だが一方では、何ともいえない切ない感情が、聖人の心にひたひたとせまって来る気がした。
「さてと、そろそろ退散するか。いつまでもこうしていられないからな。約束の刻限に遅れると、神様にこっぴどく叱られてしまう」
おっさんは口をまったく開かないのに、はっきり聖人の耳に届く。聖人に背を向け、歩きだそうとしたが、いくら膝をあげようとしても動かない。
しばらくうんうんうなっていたが、あきらめたのか、地面にすわりこんでしまった。
「どうしたんだい、足がどうかしちゃたの?そのうちなおるんじゃないない。それじゃ元気でね、おじさん。その分じゃもうぼくにつきまとうこともできないよね。ああこれでせいせいした」
(このまま乱暴に降りたりすると、勢いのついたブランコが、おっさんの頭にぶつかってしまう)

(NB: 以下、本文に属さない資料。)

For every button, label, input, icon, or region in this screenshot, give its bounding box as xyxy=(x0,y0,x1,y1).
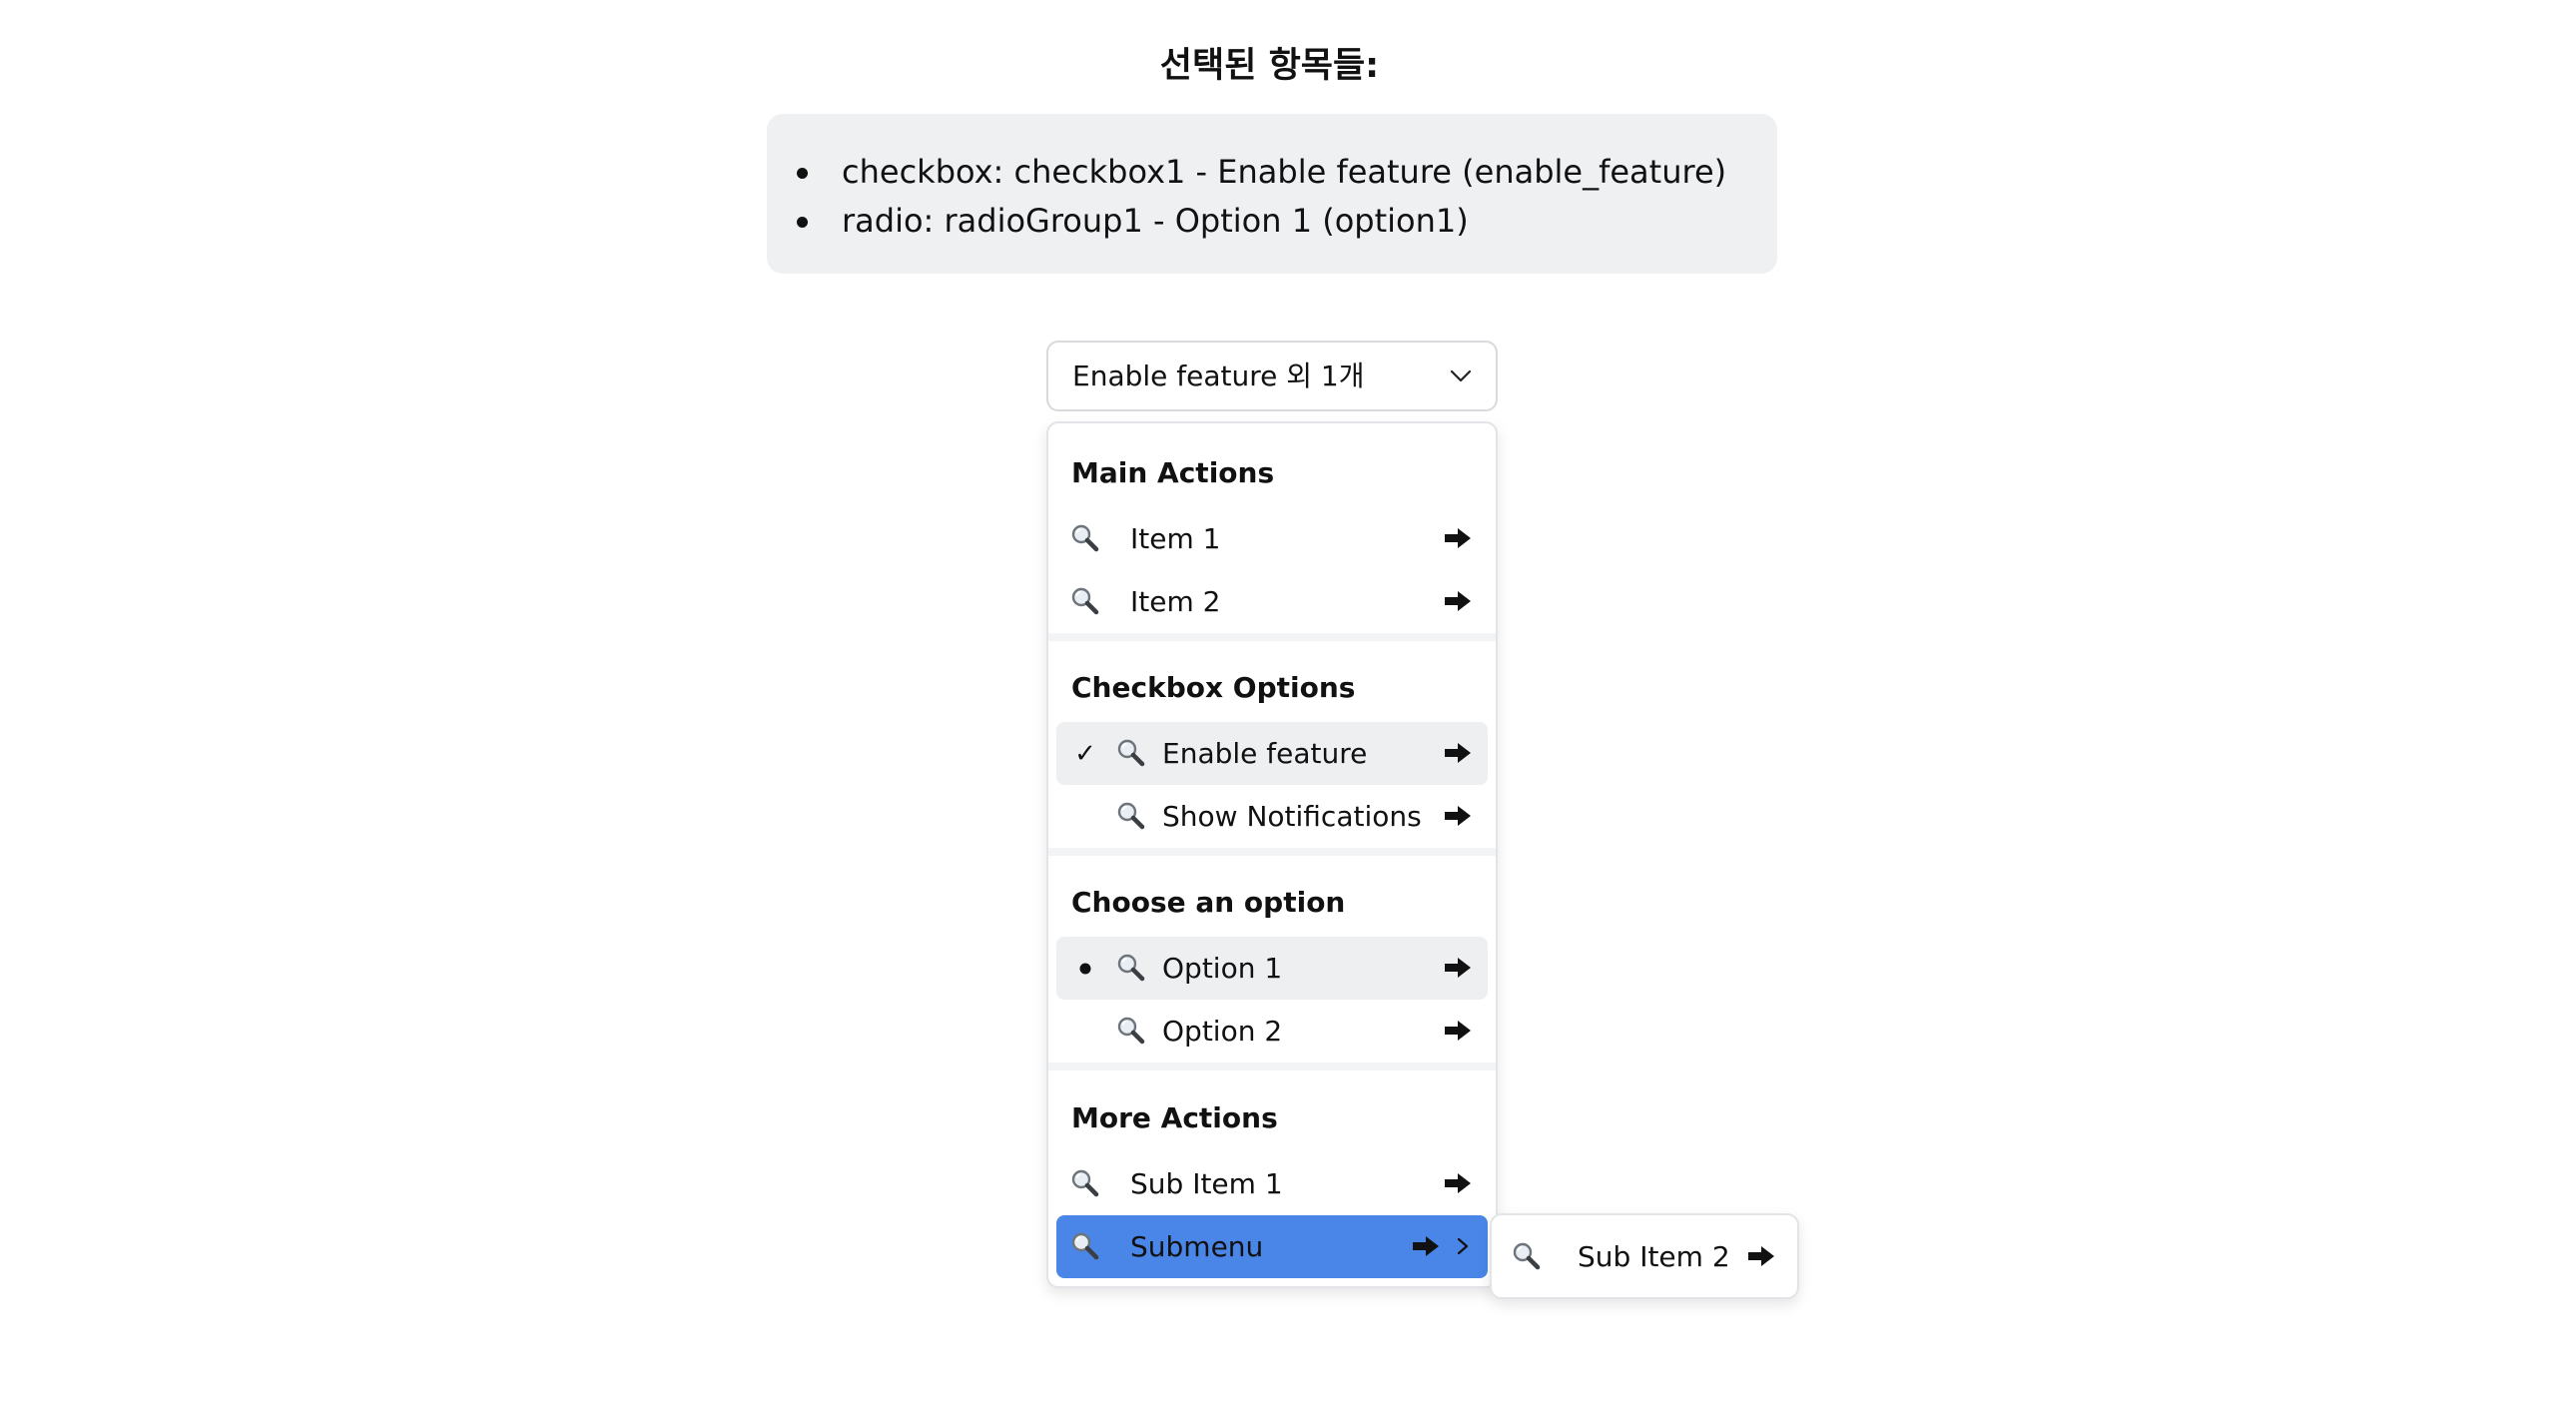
right-arrow-icon xyxy=(1412,1235,1440,1257)
right-arrow-icon xyxy=(1444,957,1472,979)
menu-item[interactable]: Sub Item 1 xyxy=(1056,1152,1488,1215)
menu-separator xyxy=(1048,848,1496,856)
search-icon xyxy=(1116,1016,1146,1046)
menu-separator xyxy=(1048,1063,1496,1070)
right-arrow-icon xyxy=(1747,1245,1775,1267)
menu-item-label: Sub Item 1 xyxy=(1130,1167,1283,1200)
menu-separator xyxy=(1048,633,1496,641)
menu-item-label: Submenu xyxy=(1130,1230,1264,1263)
right-arrow-icon xyxy=(1444,805,1472,827)
search-icon xyxy=(1512,1241,1542,1271)
menu-item[interactable]: Sub Item 2 xyxy=(1498,1225,1791,1288)
menu-item-label: Sub Item 2 xyxy=(1578,1240,1730,1273)
search-icon xyxy=(1070,586,1100,616)
page-title: 선택된 항목들: xyxy=(1159,46,1380,86)
search-icon xyxy=(1116,953,1146,983)
radio-item-option-1[interactable]: Option 1 xyxy=(1056,937,1488,1000)
checkbox-item-show-notifications[interactable]: Show Notifications xyxy=(1056,785,1488,848)
bullet-icon xyxy=(797,217,808,228)
search-icon xyxy=(1116,801,1146,831)
menu-item[interactable]: Item 1 xyxy=(1056,507,1488,570)
menu-item-label: Option 1 xyxy=(1162,952,1283,985)
search-icon xyxy=(1070,1168,1100,1198)
chevron-down-icon xyxy=(1450,369,1472,382)
group-label-checkbox-options: Checkbox Options xyxy=(1071,671,1356,704)
search-icon xyxy=(1070,523,1100,553)
dropdown-trigger-button[interactable]: Enable feature 외 1개 xyxy=(1046,341,1498,411)
dropdown-trigger-label: Enable feature 외 1개 xyxy=(1072,359,1365,392)
group-label-main-actions: Main Actions xyxy=(1071,456,1275,489)
radio-dot-icon xyxy=(1079,963,1091,975)
search-icon xyxy=(1070,1231,1100,1261)
menu-item-label: Show Notifications xyxy=(1162,800,1422,833)
right-arrow-icon xyxy=(1444,742,1472,764)
selected-item-text: checkbox: checkbox1 - Enable feature (en… xyxy=(842,153,1727,191)
right-arrow-icon xyxy=(1444,590,1472,612)
menu-item[interactable]: Item 2 xyxy=(1056,570,1488,633)
menu-item-label: Option 2 xyxy=(1162,1015,1283,1048)
selected-item-text: radio: radioGroup1 - Option 1 (option1) xyxy=(842,202,1469,240)
check-icon: ✓ xyxy=(1074,738,1096,768)
menu-item-label: Item 2 xyxy=(1130,585,1221,618)
selected-items-list: checkbox: checkbox1 - Enable feature (en… xyxy=(767,148,1777,246)
chevron-right-icon xyxy=(1457,1237,1469,1255)
right-arrow-icon xyxy=(1444,1020,1472,1042)
radio-item-option-2[interactable]: Option 2 xyxy=(1056,1000,1488,1063)
submenu-trigger[interactable]: Submenu xyxy=(1056,1215,1488,1278)
group-label-choose-an-option: Choose an option xyxy=(1071,886,1346,919)
bullet-icon xyxy=(797,168,808,179)
list-item: radio: radioGroup1 - Option 1 (option1) xyxy=(767,197,1777,246)
menu-item-label: Item 1 xyxy=(1130,522,1221,555)
right-arrow-icon xyxy=(1444,527,1472,549)
selected-items-panel: checkbox: checkbox1 - Enable feature (en… xyxy=(767,114,1777,274)
dropdown-menu: Main Actions Item 1 Item 2 Checkbox Opti… xyxy=(1046,421,1498,1288)
submenu-panel: Sub Item 2 xyxy=(1490,1213,1799,1299)
search-icon xyxy=(1116,738,1146,768)
right-arrow-icon xyxy=(1444,1172,1472,1194)
menu-item-label: Enable feature xyxy=(1162,737,1368,770)
list-item: checkbox: checkbox1 - Enable feature (en… xyxy=(767,148,1777,197)
checkbox-item-enable-feature[interactable]: ✓ Enable feature xyxy=(1056,722,1488,785)
group-label-more-actions: More Actions xyxy=(1071,1101,1278,1134)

聖人はブランコの動きを封じてから、ゆっくりその場を離れた。
おっさんは一言も発しない。
気にはなったが、彼から離れるいい機会だった。
聖人は生けもがりの角をまわろうとして、おっさんの姿をひとめ見ようとふり返ったとたん、あっといった。
おっさんのからだがおぼろげに見えた。
まるで、ちらちらするデジタル画面を観ているように見えた。
今にも闇にのみこまれそうだった。
おっさんは憎たらしい人だったが、今は愛おしく思える。
「しょうがないおじさんだね。家はどこ?ぼくが送って行ってやる。今頃はうちの人が心配してるよ」
聖人は地面にしゃがみこみ、おっさんに背中を向けた。
「何してるの。おんぶしてやろうって言ってんだよ。他人に親切にしたことのないおれさまがよ」
だが、おっさんは聖人の背にのってこない。
「ええい、じれったいな。このまま放っておかれても、あんた、平気なの?」
それでも、おっさんから何の反応もない。
「ああそうか、わかった。ぼくがおっかないんだ。じゃあしょうがない。もっと優しくしてあげるか。ひとりぼっちのおじさん、こんにちは。どうぞぼくの背にのってください。家までお送りしますから」
ふいに何かがバサッと背中にのった気がしたが、あまりに軽かった。
「うちで何にも食べさせてもらってないの。これじゃまるでカカシさんじゃん」
聖人は両手で彼のお尻をおさえたが、いかにもふわふわしていた。
そらよっと声をかけ、聖人は公園の出入り口に向かって歩きだした。